There isn’t much on the horizon now but bloodshed, sadness and death. The intimations came in the guise of A.J. reading Yeats’ classic “The Second Coming”:

…somewhere in sands of the desert
A shape with lion body and the head of a man,
A gaze blank and pitiless as the sun,
Is moving its slow thighs, while all about it
Reel shadows of the indignant desert birds.

Didn’t we spot a creature, “a shape with lion body and the head of a man,” in the desert just last week? Maybe it was his slow thighs. “The best lack all conviction,” Yeats wrote, “while the worst are full of passionate intensity.

Speaking of Phil Leotardo, it seems the final mob war is on — various business-related stalemates having gone nowhere and Tony having savaged one of Phil’s goons, after the goon got fresh with Meadow. In the previews for coming attractions, Carmela was again seen in a state of desperate emotional pique. It’s one of the few disappointments of this last go-around that Edie Falco hasn’t gotten to do more.
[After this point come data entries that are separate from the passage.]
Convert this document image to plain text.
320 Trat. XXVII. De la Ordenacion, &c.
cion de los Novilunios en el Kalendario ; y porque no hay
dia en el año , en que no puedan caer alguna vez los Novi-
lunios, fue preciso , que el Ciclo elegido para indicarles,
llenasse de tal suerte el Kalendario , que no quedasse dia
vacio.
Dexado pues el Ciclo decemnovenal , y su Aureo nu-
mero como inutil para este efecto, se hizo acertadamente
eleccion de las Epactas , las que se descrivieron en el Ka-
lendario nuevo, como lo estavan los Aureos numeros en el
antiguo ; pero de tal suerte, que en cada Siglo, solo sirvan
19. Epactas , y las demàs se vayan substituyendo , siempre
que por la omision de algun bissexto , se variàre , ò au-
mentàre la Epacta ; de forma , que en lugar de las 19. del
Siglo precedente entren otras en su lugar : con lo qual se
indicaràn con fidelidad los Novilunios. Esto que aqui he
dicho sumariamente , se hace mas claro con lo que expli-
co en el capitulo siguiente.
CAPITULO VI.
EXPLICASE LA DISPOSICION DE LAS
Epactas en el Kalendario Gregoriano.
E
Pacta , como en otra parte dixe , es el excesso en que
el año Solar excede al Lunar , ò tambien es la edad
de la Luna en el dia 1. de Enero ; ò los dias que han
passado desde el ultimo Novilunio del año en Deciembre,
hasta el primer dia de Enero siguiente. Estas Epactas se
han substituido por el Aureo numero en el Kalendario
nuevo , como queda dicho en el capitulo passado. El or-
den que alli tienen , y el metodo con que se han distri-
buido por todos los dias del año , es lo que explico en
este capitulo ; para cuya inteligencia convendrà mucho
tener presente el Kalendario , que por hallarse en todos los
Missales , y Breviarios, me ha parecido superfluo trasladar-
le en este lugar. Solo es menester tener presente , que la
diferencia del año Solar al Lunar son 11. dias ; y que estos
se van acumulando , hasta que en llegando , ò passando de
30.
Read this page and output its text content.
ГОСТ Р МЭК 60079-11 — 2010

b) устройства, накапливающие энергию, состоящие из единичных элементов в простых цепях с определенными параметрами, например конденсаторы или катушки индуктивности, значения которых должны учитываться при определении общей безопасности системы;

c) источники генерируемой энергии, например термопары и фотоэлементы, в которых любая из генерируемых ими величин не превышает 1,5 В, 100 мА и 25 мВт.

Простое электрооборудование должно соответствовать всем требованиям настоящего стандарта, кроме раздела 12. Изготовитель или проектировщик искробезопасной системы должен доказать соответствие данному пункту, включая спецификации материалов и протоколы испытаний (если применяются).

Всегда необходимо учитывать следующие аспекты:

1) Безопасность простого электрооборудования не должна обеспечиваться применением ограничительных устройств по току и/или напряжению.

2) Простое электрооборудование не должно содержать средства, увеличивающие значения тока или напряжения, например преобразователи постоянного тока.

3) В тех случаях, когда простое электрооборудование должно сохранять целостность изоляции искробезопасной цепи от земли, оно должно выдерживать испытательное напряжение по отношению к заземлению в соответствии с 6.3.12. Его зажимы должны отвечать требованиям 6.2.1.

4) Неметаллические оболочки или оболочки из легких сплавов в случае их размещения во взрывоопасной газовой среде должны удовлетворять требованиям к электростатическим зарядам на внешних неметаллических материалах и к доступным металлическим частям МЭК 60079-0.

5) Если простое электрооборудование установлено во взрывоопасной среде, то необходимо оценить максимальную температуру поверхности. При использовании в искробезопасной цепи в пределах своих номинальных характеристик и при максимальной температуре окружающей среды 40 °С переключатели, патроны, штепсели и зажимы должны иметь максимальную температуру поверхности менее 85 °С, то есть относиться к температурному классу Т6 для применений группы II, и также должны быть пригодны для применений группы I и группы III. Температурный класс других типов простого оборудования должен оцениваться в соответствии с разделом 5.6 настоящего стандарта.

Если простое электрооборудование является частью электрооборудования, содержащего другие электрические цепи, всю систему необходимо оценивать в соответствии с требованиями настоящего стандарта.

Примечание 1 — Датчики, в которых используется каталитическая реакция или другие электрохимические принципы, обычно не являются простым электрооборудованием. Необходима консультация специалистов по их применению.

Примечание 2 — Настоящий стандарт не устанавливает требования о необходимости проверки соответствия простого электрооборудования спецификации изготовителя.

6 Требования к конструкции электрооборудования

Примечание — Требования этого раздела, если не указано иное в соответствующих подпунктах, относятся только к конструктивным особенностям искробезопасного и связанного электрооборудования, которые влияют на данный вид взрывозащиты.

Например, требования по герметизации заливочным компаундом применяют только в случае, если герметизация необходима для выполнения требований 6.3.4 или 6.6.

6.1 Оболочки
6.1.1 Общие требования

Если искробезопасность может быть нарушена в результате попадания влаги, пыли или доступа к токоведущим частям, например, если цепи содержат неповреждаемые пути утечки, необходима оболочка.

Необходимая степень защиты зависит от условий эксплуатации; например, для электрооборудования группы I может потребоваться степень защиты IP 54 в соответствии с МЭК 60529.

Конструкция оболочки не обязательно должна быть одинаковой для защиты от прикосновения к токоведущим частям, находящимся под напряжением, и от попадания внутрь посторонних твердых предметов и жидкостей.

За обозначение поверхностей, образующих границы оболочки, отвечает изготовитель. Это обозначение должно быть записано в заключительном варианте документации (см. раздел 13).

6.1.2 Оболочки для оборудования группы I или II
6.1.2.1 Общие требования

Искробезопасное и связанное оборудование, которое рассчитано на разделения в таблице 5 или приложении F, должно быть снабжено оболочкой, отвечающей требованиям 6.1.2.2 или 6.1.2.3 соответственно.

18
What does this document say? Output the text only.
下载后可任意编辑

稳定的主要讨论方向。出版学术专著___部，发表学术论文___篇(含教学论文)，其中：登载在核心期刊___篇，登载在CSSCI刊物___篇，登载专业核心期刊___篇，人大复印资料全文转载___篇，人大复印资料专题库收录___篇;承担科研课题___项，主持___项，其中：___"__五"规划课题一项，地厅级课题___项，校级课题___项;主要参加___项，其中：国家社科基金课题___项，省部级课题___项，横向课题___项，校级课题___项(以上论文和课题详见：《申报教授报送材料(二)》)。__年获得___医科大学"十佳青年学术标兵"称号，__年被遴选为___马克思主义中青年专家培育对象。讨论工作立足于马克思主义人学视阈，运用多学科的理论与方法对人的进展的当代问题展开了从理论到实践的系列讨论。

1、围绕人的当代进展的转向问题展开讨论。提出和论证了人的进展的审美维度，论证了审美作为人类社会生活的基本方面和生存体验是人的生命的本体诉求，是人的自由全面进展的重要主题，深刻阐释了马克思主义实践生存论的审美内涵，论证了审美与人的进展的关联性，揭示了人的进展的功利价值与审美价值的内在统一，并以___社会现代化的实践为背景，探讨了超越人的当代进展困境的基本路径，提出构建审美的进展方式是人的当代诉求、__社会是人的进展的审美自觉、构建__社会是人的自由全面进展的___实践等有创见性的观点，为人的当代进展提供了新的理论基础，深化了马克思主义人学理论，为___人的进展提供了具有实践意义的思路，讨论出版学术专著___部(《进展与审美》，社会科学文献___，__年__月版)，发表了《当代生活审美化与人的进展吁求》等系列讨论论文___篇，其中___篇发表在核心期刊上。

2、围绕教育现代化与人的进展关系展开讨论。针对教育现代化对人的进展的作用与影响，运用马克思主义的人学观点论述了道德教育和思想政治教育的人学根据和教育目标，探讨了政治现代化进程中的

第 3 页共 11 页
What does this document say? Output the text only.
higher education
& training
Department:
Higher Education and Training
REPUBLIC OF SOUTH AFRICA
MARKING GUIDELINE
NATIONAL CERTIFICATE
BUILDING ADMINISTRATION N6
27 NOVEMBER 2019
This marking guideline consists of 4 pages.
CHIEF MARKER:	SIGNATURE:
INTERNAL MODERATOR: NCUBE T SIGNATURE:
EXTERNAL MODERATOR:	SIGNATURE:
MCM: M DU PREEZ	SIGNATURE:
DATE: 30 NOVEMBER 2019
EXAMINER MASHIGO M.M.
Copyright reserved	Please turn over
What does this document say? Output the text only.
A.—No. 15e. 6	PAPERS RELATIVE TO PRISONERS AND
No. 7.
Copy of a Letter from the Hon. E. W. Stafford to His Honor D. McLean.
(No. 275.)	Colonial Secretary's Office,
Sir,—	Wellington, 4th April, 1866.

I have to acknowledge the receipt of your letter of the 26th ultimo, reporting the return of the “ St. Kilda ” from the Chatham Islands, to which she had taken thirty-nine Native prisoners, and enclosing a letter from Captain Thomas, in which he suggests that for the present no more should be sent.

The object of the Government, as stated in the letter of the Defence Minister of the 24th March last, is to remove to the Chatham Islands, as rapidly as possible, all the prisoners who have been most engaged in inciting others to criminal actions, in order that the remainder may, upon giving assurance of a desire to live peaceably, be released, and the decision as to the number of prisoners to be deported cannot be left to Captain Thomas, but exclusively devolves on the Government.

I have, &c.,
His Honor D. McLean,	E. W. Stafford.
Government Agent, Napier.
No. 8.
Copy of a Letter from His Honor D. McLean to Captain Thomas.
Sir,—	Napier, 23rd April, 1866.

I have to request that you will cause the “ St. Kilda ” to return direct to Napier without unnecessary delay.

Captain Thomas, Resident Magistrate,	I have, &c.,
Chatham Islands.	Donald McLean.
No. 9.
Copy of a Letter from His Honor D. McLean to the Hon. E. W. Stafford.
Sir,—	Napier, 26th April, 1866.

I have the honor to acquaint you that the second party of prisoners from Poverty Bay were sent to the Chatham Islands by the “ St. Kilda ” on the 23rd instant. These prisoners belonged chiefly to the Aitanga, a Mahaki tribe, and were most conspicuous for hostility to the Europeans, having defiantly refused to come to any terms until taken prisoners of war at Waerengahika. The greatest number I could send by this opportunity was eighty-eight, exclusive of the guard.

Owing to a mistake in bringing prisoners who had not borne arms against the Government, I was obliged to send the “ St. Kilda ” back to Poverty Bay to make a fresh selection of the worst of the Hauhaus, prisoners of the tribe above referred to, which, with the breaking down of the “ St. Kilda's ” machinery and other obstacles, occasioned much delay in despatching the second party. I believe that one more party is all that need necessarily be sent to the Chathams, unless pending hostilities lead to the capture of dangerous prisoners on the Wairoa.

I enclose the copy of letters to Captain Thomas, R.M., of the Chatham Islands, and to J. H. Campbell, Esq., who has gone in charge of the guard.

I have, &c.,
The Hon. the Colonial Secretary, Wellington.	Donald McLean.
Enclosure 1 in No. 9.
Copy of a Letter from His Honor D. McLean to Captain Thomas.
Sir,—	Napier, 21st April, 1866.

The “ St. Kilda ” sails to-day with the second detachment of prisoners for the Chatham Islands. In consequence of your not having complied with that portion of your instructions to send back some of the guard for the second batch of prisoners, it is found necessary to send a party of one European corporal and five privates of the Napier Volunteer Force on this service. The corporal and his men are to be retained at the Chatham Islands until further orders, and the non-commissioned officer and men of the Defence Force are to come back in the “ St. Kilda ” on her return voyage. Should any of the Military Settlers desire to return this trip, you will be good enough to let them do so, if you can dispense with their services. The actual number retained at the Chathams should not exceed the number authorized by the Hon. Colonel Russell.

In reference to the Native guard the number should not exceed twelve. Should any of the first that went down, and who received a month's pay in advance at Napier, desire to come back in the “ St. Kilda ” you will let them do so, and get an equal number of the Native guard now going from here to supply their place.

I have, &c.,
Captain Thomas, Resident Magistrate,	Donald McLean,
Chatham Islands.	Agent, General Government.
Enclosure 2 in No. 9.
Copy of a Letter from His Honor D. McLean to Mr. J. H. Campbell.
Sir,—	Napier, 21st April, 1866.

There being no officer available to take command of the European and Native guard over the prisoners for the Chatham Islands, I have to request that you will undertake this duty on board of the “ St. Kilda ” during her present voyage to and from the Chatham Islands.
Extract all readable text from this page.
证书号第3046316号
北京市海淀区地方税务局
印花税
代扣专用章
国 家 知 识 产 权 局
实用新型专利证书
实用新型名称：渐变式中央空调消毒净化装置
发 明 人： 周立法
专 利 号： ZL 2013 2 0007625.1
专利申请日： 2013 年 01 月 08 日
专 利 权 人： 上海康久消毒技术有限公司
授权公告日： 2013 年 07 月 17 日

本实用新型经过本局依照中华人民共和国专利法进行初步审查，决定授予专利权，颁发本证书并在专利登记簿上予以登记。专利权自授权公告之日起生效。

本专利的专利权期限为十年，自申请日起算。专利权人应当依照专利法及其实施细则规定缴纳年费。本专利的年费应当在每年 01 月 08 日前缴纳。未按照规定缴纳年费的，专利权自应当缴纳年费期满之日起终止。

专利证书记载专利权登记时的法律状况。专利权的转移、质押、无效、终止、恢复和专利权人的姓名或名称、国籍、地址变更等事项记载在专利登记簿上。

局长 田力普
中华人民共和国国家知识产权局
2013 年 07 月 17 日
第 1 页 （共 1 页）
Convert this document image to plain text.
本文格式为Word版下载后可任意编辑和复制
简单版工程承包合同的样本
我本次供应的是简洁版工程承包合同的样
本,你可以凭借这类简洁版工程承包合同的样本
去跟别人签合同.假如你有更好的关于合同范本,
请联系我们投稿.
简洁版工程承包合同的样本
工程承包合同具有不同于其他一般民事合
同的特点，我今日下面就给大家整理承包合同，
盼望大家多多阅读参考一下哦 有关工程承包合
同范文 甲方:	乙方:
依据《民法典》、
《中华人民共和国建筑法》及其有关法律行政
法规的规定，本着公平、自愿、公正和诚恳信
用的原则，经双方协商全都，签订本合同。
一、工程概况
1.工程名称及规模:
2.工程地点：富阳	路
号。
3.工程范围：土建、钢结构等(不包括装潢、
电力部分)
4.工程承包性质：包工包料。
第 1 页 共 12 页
Oh well, “The Sopranos” is about Tony, and everything that emanates from his deceptions. The writers, in a flash of meta-analysis, included a grimly comedic scene where Melfi’s psychiatrist, Dr. Elliot Kupferberg (Peter Bogdonavich, annoyingly sipping from his special water bottle), cited a psychological study of sociopaths and criminals that found, in the main, that “talk therapy, while not only being useless with sociopaths, actually serves to validate them.”

In the very next scene Tony goes to the restaurant to beat the goon senseless, and one of the guy’s cracked teeth ends up wedged in the cuff of his slacks. Tony notices it while sitting in family therapy with Carmela and his morose son, over whom the father is equally omniscient and powerless. Deep down, they’re both Yeats-ians. “Things fall apart; the centre cannot hold.